Job insecurity can alter a person’s political attitudes, according to new longitudinal research
A study published in Applied Psychology: An International Review offers evidence that job insecurity can disrupt a person’s identity and ultimately affect their political attitudes.
Job insecurity poses numerous psychological consequences, affecting a person’s well-being and also their job performance. Some theorists have further speculated a link between job insecurity and political attitudes.
“As a work-psychologist I am interested in the meaning of work for people. Work is the place we spent most of our life at, so to me it is natural to presume that the experience of working will also affect our feeling, thinking, acting outside work, in our wider life,” said study author Eva Selenko
“Work is such a central part in most people’s lives: it pays the bills, yes, but it does much more than that, it can tell people who they are and where they stand in relation to others society.”
“In this article we explore what happens to that sense of self when work become insecure, and what this in particular means for how people think about society in the broadest sense (we actually measured attitudes towards group equality, and self-declared political standing on a left-right continuum). There is a lot of public debate that speculates about the role of employment conditions on political thinking and voting,” Selenko explained.
The researchers suggest that job insecurity involves a threat to identity that can lead to changes in political beliefs. They posit that feeling insecure about one’s job leads to fears of losing one’s identity as a member of the employed, and fears about gaining the undesired identity of an unemployed person.
“These identity effects,” the researchers say, “are deemed to activate cognitive and affective processes (in the form of derogating others and more narrow minded thinking), which will impact political views, as expressed by peoples’ antiegalitarianism and their self-declared political standing on a leftwing-rightwing continuum.”
To investigate the interplay between job insecurity, identity, and political attitudes, a longitudinal study was conducted. A starting sample of 969 employed UK residents took part in a survey that involved four waves — each one four months apart. The survey assessed participants’ job insecurity using statements like, “Chances are I will soon lose my job.” Additionally, the questionnaire measured subjects’ identification with the working population and identification with the unemployed population, as a means of addressing work-related identity threat. Finally, subjects’ attitudes towards group equality and political standing were measured.
The analysis looked for relationships between assessments from one time point to the next, to explore predictive roles. As expected, scoring higher in job insecurity was negatively related to identification with the working population at a subsequent time point, suggesting that job insecurity indeed posed a threat to work-related identity. However, increased job insecurity was not related to identification with the unemployed.
“Contrary to the expectations, job insecurity did not activate people’s future feared self as unemployed people (although there was a correlation within time points). People who were more job insecure did not feel different in their identification as unemployed persons over time,” the researchers explain.
As the authors hypothesized, lower identification with the working population was related to an increase in antiegalitarian views over time. Contrary to expectations, increased identification with the unemployed was related to decreased antiegalitarian views, and decreased political orientation to the right, over time.

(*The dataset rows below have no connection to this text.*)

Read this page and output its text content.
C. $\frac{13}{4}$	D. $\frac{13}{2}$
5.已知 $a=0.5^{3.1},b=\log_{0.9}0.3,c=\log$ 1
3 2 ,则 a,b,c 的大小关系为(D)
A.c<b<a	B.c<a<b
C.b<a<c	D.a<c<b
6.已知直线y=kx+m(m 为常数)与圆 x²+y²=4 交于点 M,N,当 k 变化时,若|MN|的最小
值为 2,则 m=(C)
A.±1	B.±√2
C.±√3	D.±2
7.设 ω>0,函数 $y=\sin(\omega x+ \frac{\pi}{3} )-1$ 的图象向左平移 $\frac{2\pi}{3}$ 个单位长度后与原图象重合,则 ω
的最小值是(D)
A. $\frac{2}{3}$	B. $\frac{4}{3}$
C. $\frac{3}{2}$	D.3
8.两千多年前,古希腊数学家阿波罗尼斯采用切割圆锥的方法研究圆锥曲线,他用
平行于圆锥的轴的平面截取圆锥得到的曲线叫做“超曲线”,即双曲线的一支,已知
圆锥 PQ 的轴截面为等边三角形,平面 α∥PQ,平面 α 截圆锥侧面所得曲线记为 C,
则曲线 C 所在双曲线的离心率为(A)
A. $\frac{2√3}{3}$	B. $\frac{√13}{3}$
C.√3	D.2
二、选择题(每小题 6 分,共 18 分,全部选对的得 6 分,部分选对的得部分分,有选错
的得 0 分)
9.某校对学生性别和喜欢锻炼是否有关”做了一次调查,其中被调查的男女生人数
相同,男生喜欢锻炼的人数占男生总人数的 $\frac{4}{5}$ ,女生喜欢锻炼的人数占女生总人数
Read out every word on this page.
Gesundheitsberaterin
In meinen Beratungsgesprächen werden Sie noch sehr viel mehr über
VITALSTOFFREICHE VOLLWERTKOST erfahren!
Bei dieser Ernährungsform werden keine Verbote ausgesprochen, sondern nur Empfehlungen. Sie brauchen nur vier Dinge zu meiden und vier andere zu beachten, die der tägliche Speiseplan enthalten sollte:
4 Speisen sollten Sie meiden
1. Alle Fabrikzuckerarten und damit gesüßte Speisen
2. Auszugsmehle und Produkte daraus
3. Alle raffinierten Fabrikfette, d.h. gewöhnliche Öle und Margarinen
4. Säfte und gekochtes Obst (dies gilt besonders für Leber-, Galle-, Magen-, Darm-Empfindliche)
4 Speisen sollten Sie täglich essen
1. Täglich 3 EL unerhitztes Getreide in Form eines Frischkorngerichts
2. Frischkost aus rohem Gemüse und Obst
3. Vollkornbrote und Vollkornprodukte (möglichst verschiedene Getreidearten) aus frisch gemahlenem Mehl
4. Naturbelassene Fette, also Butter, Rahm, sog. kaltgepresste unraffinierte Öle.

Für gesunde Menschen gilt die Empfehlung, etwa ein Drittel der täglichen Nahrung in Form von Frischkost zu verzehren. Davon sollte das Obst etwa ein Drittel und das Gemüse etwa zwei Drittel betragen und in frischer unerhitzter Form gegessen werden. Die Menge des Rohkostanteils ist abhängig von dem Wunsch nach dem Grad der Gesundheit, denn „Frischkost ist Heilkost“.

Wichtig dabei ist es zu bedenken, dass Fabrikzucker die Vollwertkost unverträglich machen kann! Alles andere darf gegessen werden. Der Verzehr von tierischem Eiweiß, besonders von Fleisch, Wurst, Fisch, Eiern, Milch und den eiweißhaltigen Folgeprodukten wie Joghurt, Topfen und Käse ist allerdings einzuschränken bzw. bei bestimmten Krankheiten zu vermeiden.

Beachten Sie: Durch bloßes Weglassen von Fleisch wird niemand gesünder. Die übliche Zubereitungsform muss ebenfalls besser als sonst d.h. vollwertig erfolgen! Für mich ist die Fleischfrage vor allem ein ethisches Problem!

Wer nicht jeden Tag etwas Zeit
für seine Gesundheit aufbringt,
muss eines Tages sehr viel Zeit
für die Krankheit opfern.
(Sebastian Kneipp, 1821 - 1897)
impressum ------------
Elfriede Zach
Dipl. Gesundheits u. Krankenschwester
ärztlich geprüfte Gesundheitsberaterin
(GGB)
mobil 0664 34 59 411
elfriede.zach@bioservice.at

“Most generally our study shows that a person’s work situation has an impact on how they think politically. This is because work affects a sense of who you are, and that sense in turn affects how people think about others,” Selenko told PsyPost.
“People who were more job insecure also felt threatened in their working identity. Although people still had a job, they already felt they were less part of the working population. This in turn influenced people’s attitudes towards creating equality between groups in society.”
“People who felt more threatened in their identity were less in favour of equal treatment of different groups in society. This is quite interesting — it suggests that people who feel less part of the collective become less accepting and tolerant of others, different to themselves. This was not related to self-declared political standing, so a threatened identity did not lead people to become more left- or more right-wing, just less tolerant towards others,” Selenko said.
The study measured identification with the unemployed but did not assess whether subjects actually saw themselves becoming unemployed in the future. “This is the first study of this kind, it has been conducted in the UK, and although the results are robust and time-stable, we would need to verify these effects in other samples and other countries,” Selenko said.
“I would expect them to be similar, because we test quite fundamental mechanisms, but it could be that people who value work less for example, feel less threatened by job insecurity in their identity. It could also be that in a situation where loads of people are job insecure, people might still feel part of the overall collective and less threatened in their identity as members of the working population.”
“I think our study shows that work indeed can have an impact on how people think in regards to others in society, even if this does not always reflect on a left-right political continuum. Policy makers would be well-advised to acknowledge that job insecurity can have a wider societal consequences on how people think, feel and act towards others,” Selenko added.
The study, “How job insecurity affects political attitudes: Identity threat plays a role”, was authored by Eva Selenko and Hans De Witte.